While a single contrail may not have much of a warming effect, taken together contrails have a significant impact. But the estimates of this effect are uncertain and based on computer modeling as well as limited satellite data. What’s more, traditional computer vision algorithms that analyze contrail data have a hard time discerning the wispy tails from natural clouds.

To precisely pick out and track contrails over a large scale, the MIT team looked to images taken by NASA’s GOES-16, a geostationary satellite that hovers over the same swath of the Earth, including the United States, taking continuous, high-resolution images.

The team first obtained about 100 images taken by the satellite, and trained a set of people to interpret remote sensing data and label each image’s pixel as either part of a contrail or not. They used this labeled dataset to train a computer-vision algorithm to discern a contrail from a cloud or other image feature.

The researchers then ran the algorithm on about 100,000 satellite images, amounting to nearly 6 trillion pixels, each pixel representing an area of about 2 square kilometers. The images covered the contiguous U.S., along with parts of Canada and Mexico, and were taken about every 15 minutes, between Jan. 1, 2018, and Dec. 31, 2020.

The algorithm automatically classified each pixel as either a contrail or not a contrail, and generated daily maps of contrails over the United States. These maps mirrored the major flight paths of most U.S. airlines, with some notable differences.

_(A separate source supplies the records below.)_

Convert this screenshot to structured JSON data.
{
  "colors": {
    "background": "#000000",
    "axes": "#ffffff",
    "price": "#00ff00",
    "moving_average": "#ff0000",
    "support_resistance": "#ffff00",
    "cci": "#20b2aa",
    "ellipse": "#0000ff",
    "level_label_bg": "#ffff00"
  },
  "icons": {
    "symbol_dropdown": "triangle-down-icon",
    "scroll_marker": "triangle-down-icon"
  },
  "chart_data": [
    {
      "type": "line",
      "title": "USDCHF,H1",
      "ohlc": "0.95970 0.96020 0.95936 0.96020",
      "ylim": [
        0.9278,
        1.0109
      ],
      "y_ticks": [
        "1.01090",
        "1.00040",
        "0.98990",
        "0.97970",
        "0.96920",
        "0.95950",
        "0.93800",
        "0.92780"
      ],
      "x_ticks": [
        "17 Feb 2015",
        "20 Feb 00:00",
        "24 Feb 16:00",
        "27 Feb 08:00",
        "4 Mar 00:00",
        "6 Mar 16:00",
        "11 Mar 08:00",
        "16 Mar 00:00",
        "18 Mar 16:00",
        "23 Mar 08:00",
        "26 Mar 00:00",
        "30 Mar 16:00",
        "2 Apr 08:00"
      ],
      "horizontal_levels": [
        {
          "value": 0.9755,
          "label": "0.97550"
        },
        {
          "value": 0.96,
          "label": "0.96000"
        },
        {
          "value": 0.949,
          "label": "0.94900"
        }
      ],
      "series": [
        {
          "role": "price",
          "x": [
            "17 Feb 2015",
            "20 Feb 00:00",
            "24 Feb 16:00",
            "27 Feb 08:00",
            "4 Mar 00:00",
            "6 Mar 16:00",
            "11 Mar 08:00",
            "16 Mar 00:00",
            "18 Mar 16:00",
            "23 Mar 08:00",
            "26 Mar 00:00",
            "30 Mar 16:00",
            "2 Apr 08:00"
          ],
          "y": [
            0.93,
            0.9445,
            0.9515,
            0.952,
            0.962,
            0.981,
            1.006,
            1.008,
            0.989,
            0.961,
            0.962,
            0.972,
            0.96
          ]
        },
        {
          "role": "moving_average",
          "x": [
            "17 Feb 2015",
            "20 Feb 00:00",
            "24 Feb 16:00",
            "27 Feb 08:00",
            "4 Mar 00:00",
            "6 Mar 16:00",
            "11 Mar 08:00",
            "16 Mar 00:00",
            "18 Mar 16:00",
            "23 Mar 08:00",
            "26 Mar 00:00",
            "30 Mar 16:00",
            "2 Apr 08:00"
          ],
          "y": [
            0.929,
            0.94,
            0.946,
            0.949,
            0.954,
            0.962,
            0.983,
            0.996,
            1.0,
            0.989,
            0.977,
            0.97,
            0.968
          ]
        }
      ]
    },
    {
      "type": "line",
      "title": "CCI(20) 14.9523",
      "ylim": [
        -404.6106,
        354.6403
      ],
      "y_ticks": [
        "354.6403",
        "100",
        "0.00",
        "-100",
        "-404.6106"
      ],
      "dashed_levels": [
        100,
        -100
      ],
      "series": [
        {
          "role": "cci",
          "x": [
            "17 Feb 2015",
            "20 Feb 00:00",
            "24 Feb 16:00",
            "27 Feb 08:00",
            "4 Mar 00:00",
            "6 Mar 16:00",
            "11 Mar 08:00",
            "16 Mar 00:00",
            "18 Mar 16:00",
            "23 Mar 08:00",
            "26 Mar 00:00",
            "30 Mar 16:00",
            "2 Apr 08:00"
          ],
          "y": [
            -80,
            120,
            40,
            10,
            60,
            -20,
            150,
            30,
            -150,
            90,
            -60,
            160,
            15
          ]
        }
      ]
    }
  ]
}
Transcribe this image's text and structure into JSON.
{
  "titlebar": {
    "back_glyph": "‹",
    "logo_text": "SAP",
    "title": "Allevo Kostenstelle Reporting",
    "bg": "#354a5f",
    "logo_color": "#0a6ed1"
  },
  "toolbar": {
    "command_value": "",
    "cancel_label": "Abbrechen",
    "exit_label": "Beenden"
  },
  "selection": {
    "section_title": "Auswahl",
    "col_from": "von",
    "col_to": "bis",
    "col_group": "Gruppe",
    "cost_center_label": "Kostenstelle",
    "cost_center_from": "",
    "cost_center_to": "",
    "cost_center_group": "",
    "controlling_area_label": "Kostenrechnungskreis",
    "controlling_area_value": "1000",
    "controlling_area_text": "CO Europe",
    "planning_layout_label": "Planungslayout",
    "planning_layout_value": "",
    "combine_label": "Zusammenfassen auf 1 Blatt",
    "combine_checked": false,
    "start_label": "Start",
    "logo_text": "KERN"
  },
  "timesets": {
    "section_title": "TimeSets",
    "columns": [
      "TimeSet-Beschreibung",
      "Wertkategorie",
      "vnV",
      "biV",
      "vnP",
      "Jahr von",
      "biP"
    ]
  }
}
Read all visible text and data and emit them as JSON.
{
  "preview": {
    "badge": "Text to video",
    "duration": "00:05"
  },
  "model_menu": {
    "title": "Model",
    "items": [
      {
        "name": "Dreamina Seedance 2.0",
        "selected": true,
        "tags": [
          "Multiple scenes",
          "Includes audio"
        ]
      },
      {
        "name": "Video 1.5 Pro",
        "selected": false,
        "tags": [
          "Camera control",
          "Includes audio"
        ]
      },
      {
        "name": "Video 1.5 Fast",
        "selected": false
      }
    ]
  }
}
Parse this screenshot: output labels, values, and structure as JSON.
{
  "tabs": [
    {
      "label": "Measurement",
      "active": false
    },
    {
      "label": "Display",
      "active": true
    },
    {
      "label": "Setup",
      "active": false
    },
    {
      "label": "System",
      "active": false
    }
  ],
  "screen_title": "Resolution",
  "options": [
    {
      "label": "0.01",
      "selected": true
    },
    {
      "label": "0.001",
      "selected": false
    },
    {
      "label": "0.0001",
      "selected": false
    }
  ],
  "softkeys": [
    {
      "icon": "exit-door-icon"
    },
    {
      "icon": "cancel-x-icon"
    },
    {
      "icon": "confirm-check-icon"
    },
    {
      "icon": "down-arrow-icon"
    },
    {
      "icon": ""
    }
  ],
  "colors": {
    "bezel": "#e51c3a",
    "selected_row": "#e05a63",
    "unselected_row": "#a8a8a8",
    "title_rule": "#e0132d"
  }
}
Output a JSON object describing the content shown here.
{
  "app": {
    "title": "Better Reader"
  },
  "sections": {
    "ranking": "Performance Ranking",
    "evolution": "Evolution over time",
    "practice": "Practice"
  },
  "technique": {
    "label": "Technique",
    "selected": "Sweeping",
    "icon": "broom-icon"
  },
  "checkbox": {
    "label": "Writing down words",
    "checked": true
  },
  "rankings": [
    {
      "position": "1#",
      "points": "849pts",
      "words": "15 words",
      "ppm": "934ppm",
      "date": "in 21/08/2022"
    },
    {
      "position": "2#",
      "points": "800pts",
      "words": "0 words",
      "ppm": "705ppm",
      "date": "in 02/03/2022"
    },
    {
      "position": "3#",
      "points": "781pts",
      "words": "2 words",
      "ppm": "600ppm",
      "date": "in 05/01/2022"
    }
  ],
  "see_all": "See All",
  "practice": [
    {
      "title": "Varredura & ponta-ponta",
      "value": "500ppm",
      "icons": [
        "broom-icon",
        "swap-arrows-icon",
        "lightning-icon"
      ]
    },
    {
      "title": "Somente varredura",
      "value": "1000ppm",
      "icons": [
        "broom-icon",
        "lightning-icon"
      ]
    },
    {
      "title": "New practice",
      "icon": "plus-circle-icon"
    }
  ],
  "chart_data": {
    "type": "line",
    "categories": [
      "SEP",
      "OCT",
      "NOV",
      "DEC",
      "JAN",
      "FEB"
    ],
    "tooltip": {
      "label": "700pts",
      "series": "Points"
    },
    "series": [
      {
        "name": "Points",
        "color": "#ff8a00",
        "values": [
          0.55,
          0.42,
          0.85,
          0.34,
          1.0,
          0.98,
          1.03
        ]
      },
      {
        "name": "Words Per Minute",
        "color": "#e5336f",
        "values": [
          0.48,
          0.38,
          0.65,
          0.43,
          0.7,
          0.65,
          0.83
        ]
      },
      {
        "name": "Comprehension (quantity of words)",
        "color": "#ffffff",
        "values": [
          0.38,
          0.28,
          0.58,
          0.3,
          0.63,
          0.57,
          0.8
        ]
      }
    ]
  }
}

For instance, contrail “holes” appeared around major airports, which reflects the fact that planes landing and taking off around airports are generally not high enough in the atmosphere for contrails to form.

“The algorithm knows nothing about where planes fly, and yet when processing the satellite imagery, it resulted in recognizable flight routes,” Barrett says. “That’s one piece of evidence that says this method really does capture contrails over a large scale.”

Cloudy patterns

Based on the algorithm’s maps, the researchers calculated the total area covered each day by contrails in the US. On an average day in 2018 and in 2019, U.S. contrails took up about 43,000 square kilometers. This coverage dropped by 20 percent in March of 2020 as the pandemic set in. From then on, contrails slowly reappeared as air travel resumed through the year.

The team also observed daily and seasonal patterns. In general, contrails appeared to peak in the morning and decline in the afternoon. This may be a training artifact: As natural cirrus clouds are more likely to form in the afternoon, the algorithm may have trouble discerning contrails amid the clouds later in the day. But it might also be an important indication about when contrails form most. Contrails also peaked in late winter and early spring, when more of the air is naturally colder and more conducive for contrail formation.

The team has now adapted the technique to predict where contrails are likely to form in real time. Avoiding these regions, Barrett says, could take a significant, almost immediate chunk out of aviation’s global warming contribution.  

“Most measures to make aviation sustainable take a long time,” Barrett says. “(Contrail avoidance) could be accomplished in a few years, because it requires small changes to how aircraft are flown, with existing airplanes and observational technology. It’s a near-term way of reducing aviation’s warming by about half.”

The team is now working towards this objective of large-scale contrail avoidance using realtime satellite observations.